Während die Nachhaltigkeitsarchitektur dadurch in Teilbereichen enger und in anderen breiter wird, tauchen in Unternehmen zugleich weitere ESG- und Energie-Regeln als Belastungsfaktoren auf. Zur Einordnung der sozialen Dimension: Neue Daten zeigen in Deutschland eine Stagnation bei der Geschlechterdiversität in den Chefetagen. Laut einer Studie der Initiative FidAR sank der Frauenanteil in den Vorständen der 183 wichtigsten börsennotierten Unternehmen auf 19,1 Prozent, nach 19,9 Prozent im Vorjahr; in den Aufsichtsräten verharrt die Quote bei 37 Prozent. Konzerne wie Adidas, SAP und Porsche SE unterschreiten derzeit die Zielmarke von 30 Prozent.

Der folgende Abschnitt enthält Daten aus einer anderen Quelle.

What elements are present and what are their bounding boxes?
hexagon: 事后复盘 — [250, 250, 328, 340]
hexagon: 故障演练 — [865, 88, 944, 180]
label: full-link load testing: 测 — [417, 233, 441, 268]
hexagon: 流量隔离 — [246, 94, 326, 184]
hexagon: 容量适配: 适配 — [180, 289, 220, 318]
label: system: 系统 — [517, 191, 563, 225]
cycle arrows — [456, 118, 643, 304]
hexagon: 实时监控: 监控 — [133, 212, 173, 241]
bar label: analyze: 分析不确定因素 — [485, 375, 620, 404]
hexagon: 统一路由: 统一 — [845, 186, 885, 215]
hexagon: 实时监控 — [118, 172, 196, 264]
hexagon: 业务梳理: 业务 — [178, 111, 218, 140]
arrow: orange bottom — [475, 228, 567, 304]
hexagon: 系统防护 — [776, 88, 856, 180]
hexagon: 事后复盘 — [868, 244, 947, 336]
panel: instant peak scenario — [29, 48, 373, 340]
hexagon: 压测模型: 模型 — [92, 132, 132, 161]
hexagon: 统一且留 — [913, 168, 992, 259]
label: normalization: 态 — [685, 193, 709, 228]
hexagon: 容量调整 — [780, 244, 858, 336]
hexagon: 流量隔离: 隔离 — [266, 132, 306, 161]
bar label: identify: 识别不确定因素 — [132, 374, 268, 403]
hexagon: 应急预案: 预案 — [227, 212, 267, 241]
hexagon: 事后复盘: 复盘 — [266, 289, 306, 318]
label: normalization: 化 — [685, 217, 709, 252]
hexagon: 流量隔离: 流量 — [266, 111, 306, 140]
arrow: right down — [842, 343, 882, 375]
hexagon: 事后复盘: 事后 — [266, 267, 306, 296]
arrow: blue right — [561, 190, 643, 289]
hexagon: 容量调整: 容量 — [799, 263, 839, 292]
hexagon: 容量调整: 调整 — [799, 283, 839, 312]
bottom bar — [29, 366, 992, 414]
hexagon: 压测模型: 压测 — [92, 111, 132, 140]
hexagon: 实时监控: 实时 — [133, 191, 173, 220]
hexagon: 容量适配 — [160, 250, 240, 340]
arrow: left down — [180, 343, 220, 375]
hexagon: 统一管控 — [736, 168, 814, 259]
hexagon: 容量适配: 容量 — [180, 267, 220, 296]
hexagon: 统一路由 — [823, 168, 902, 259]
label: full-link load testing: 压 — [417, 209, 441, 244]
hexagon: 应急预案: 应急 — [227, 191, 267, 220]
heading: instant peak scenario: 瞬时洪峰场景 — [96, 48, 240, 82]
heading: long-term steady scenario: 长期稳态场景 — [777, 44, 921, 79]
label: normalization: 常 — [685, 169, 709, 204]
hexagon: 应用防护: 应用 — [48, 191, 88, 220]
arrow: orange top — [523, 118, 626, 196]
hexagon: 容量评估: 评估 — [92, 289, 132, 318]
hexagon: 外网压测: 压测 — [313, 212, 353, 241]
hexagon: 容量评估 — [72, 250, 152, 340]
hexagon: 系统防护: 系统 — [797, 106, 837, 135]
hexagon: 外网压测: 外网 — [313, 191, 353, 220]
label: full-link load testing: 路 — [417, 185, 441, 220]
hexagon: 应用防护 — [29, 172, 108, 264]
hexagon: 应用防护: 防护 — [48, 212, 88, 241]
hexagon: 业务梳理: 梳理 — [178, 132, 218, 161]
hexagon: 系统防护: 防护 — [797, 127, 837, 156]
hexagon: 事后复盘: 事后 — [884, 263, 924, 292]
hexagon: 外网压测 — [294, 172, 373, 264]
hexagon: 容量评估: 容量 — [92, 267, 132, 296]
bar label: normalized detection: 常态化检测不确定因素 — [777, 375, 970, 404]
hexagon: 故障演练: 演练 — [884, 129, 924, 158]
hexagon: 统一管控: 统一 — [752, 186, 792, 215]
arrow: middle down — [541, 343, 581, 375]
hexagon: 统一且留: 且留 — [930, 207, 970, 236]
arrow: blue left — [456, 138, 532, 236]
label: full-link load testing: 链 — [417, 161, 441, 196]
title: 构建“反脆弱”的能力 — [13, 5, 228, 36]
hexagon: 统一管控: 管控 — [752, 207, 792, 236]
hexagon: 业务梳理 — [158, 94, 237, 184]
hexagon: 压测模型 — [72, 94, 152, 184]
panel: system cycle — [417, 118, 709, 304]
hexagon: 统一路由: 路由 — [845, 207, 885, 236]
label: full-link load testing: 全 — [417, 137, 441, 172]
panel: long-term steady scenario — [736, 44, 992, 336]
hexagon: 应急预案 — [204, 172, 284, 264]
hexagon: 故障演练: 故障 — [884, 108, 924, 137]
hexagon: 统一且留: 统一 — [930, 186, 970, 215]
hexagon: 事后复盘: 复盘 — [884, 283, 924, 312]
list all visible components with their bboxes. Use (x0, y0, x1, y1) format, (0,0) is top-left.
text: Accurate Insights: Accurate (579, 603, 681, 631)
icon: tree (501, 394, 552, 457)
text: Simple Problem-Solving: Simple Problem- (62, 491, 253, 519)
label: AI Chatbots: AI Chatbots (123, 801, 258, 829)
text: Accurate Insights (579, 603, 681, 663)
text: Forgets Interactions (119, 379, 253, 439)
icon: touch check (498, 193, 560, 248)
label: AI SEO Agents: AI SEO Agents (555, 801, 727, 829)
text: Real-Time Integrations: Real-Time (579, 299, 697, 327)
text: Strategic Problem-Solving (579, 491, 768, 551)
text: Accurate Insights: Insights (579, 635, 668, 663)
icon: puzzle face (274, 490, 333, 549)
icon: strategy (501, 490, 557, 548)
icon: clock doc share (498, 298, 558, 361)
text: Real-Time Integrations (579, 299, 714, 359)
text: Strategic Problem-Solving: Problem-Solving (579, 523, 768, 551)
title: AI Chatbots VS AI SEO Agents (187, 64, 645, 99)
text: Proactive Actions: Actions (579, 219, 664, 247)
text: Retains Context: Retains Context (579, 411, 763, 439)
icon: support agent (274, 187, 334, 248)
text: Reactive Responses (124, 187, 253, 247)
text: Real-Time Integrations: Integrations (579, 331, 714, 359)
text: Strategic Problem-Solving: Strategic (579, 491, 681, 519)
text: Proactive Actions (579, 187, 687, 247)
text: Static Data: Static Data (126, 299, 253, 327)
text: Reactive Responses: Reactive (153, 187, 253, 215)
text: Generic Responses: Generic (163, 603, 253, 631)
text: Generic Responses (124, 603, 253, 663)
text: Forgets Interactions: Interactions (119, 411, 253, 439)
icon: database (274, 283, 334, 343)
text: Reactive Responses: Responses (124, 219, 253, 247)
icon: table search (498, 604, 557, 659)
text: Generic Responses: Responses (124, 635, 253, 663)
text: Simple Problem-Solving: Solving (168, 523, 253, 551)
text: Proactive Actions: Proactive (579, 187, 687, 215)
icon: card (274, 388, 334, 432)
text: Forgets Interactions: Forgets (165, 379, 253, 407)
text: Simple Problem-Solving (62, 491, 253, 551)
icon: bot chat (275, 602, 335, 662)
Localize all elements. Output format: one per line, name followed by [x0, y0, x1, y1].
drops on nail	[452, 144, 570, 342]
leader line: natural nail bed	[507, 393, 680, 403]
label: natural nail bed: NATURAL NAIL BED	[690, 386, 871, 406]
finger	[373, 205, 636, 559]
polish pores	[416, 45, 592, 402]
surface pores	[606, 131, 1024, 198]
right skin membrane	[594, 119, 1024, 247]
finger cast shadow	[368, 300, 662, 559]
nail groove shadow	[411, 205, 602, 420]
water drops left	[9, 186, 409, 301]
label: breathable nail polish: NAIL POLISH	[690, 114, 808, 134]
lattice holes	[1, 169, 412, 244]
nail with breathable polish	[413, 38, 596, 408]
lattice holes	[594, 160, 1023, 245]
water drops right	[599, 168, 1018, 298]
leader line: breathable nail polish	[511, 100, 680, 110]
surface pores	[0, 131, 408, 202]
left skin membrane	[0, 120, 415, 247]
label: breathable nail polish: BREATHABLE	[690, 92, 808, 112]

Parallel gilt auch beim Thema Energie und CO2-Politik, dass „Unkenntnis“ schnell zu echten operativen Konsequenzen führen kann: Bei neuen EU-Importregeln wie dem CO2-Grenzausgleich (CBAM) kommt es stärker darauf an, ob Prozesse und Daten zur Meldepflicht vorhanden sind.
Auch die Energiepolitik verschiebt Kosten- und Steuerungslogiken. Das Bundeskabinett hat am 29. Juli eine umfassende EEG-Novelle und ein Netzanschlusspaket verabschiedet: Ab 2027 wird die feste Einspeisevergütung für neue kleine Dachsolaranlagen gestrichen und durch eine verpflichtende Direktvermarktung ersetzt. In Regionen mit Netzengpässen sollen Betreiber künftig mit entschädigungslosen Abregelungen von bis zu 20 Prozent ihrer Jahresstrommenge rechnen. Branchenverbände kritisieren dabei, dass Netzrisiken zunehmend auf Anlagenbetreiber überwälzt werden. Für Unternehmen bedeutet das: Wer Erzeugungs- oder Verbrauchsprofile plant, muss künftig nicht nur regulatorische Anforderungen, sondern auch Netzrestriktionen in die Wirtschaftlichkeitsrechnung einbeziehen. Für IT- und Datenverantwortliche folgt daraus wiederum eine klare Linie: Nachhaltigkeits- und Energiedaten müssen nicht nur „produziert“, sondern in Entscheidungsprozesse integriert werden.